Join Yarn C in any of the outer 36 outer ring dc that is aligned behind one of the dc sts of the Step 6 (with) *dc in next dc, 1tr in next dc, 2dtr in each of next 3 dc, 1tr in next dc; rep from * 5 more times to create 6 petals that align with the inner round of petals, ss to beg dc, ch1.


This photo shows the back of this round (described in Step 7) for extra clarity.


Step 8: Edge the outer round of petals: 1ss in dc at base of ch1, (ss BLO, ch1) in next 8 sts across petal, * 1ss in next dc, (ss BLO, ch1) in next 8 sts across petal; rep from * 4 more times, Secret Sew finish.


Step 9: Stitch a flurry of French Knots in the centre of the flower.

To sew a French Knot: With your yarn secured at the back of the (felt) fabric, pull threaded needle up from the back of the fabric, wrap the yarn closest to the fabric around the tip of the needle twice, insert the wrapped needle back down to the back of the fabric as shown here, keeping downwards tension on the end that wraps the needle shaft to position the wraps at the fabric level. I use my thumb to hold it there while I pull the needle gently and firmly all the way through the fabric and 2 wraps to make a single French Knot.
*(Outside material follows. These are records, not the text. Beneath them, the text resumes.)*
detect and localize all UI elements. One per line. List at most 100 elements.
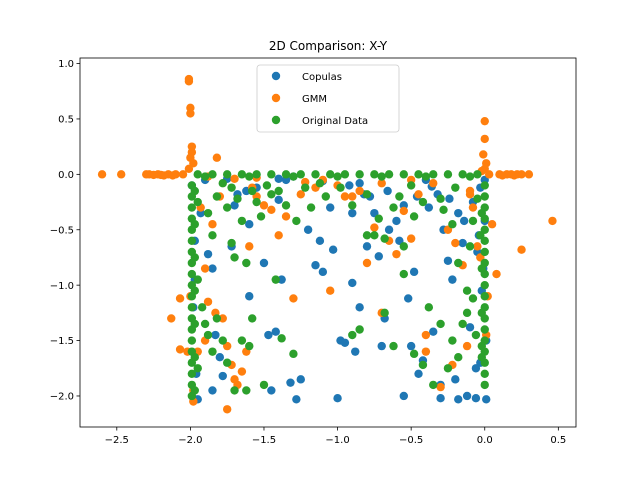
data-point: [406, 234, 416, 243]
data-point: [311, 261, 320, 270]
data-point: [454, 208, 463, 218]
data-point: [156, 170, 166, 180]
data-point: [477, 352, 486, 362]
data-point: [289, 294, 298, 303]
data-point: [203, 330, 213, 340]
data-point: [480, 369, 489, 379]
data-point: [395, 192, 404, 201]
data-point: [458, 319, 467, 329]
data-point: [355, 303, 364, 312]
data-point: [459, 216, 469, 226]
data-point: [274, 186, 283, 196]
data-point: [248, 314, 257, 323]
data-point: [262, 181, 272, 190]
data-point: [318, 267, 328, 277]
series-gmm: [97, 74, 557, 414]
data-point: [222, 358, 232, 367]
data-point: [348, 278, 357, 288]
data-point: [348, 192, 357, 201]
data-point: [203, 297, 213, 306]
data-point: [355, 186, 364, 196]
data-point: [351, 347, 360, 356]
data-point: [296, 190, 305, 199]
data-point: [230, 386, 239, 395]
data-point: [462, 341, 472, 351]
data-point: [267, 190, 276, 199]
data-point: [421, 347, 431, 356]
data-point: [480, 247, 489, 257]
data-point: [184, 164, 194, 174]
data-point: [274, 231, 283, 240]
x-tick-label: −2.0: [178, 435, 202, 446]
data-point: [200, 319, 210, 329]
data-point: [370, 170, 379, 179]
data-point: [451, 238, 460, 248]
data-point: [482, 395, 491, 404]
data-point: [190, 386, 199, 395]
data-point: [389, 203, 398, 212]
x-tick-label: −1.0: [325, 435, 349, 446]
data-point: [473, 194, 482, 203]
data-point: [362, 231, 372, 240]
data-point: [424, 303, 434, 312]
data-point: [451, 183, 460, 192]
data-point: [218, 371, 227, 381]
data-point: [267, 170, 276, 179]
data-point: [445, 194, 454, 203]
data-point: [190, 186, 199, 196]
y-tick-label: 1.0: [58, 59, 74, 70]
data-point: [462, 391, 472, 401]
data-point: [230, 201, 239, 210]
data-point: [211, 330, 220, 340]
data-point: [473, 170, 482, 179]
data-point: [264, 330, 273, 340]
data-point: [451, 375, 460, 384]
data-point: [429, 380, 438, 390]
data-point: [448, 220, 457, 229]
data-point: [212, 153, 222, 162]
data-point: [389, 341, 398, 351]
data-point: [200, 172, 210, 181]
data-point: [187, 336, 197, 345]
data-point: [218, 336, 227, 345]
data-point: [256, 212, 266, 221]
data-point: [362, 242, 372, 251]
data-point: [333, 172, 342, 181]
series-original-data: [187, 170, 489, 401]
legend-label: GMM: [302, 94, 327, 105]
data-point: [479, 150, 488, 159]
data-point: [117, 170, 126, 179]
x-axis: −2.5 −2.0 −1.5 −1.0 −0.5 0.0 0.5: [105, 427, 566, 446]
data-point: [259, 201, 269, 210]
data-point: [326, 170, 335, 179]
data-point: [277, 275, 286, 284]
data-point: [404, 294, 413, 303]
data-point: [480, 325, 489, 334]
data-point: [218, 179, 227, 188]
data-point: [203, 208, 213, 218]
data-point: [436, 319, 445, 329]
data-point: [306, 203, 316, 212]
data-point: [480, 280, 489, 290]
data-point: [468, 203, 478, 212]
data-point: [252, 170, 261, 179]
data-point: [399, 242, 408, 251]
data-point: [458, 238, 467, 248]
data-point: [355, 325, 364, 334]
data-point: [281, 212, 291, 221]
data-point: [409, 212, 419, 221]
y-tick-label: 0.5: [58, 115, 74, 126]
data-point: [377, 179, 386, 188]
data-point: [149, 170, 158, 180]
data-point: [200, 264, 210, 273]
data-point: [392, 249, 401, 259]
data-point: [237, 367, 247, 376]
data-point: [208, 231, 217, 240]
data-point: [321, 192, 330, 201]
data-point: [333, 393, 342, 403]
data-point: [245, 341, 254, 351]
data-point: [374, 214, 383, 223]
data-point: [281, 201, 291, 210]
data-point: [418, 197, 428, 207]
y-tick-label: −2.0: [50, 392, 74, 403]
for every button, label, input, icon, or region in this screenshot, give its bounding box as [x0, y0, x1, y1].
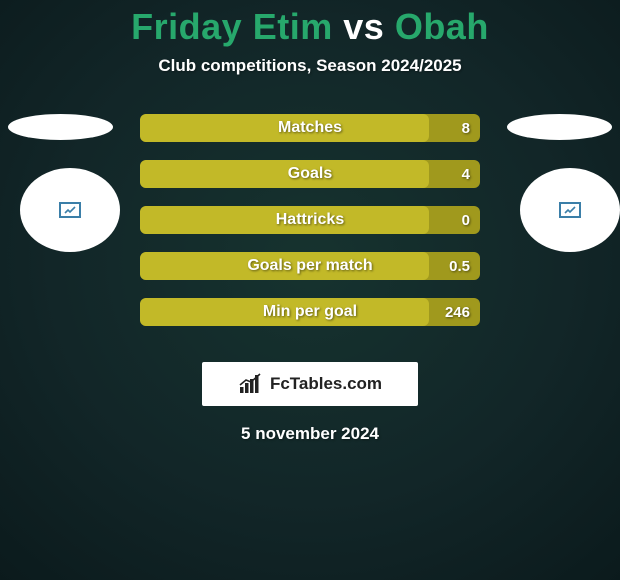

Repeat, repeat, repeat with each of Yarns A, B and C until you think it looks good. Don't worry about how messy it looks at the back of the work because we will cover it in the next step.


Step 10: Make a disc to cover the wrong side of your French Knots on the back surface of the felt disc.


Step 11: The stitching and crochet are over! Now we can just glue it together.

Here are all the elements laid out:

The tube with E-6000 written on it is a special solvent based glue I got at a craft show years ago at a jewellery stall where they sold jewellery settings, and this was the glue used to attach what ever went inside the setting. It is slow to set, but works VERY well! USE GLOVES though, and work in a WELL VENTILATED AREA.


Flip the flower over to expose the messy back of the French Knots, apply some glue, attach the disc we made in Step 10, then apply another small dob of glue and attach to the ring setting (or brooch setting if that takes your fancy instead). Press firmly to carefully position the flower and disc centrally over the ring setting.


Blu-tack or a Kneaded Kneadable eraser is an excellent blob of stuff that can hold the ring upright while all the glued layers dry (many hours - I left mine overnight). I used a kneadable eraser (available from art stores) to hold my ring until it was dry, and it doesn't leave any tacky residue on the ring metal afterwards.


Here is the back of the ring:


I am glad to say that Simy loved the flower ring and told me they were totally her colours - yay! Maybe there is someone who you would like to make this little gift for? You could make a smaller ring, or a bigger brooch, or put a wire stalk down that back through the hole in the cover disc and make your own bouquet of flowers! I would love to see a bouquet of felt and crochet flowers actually.... If anyone feels that way inspired, tag me in your posts!


The biggest problem you will have is which colours to choose?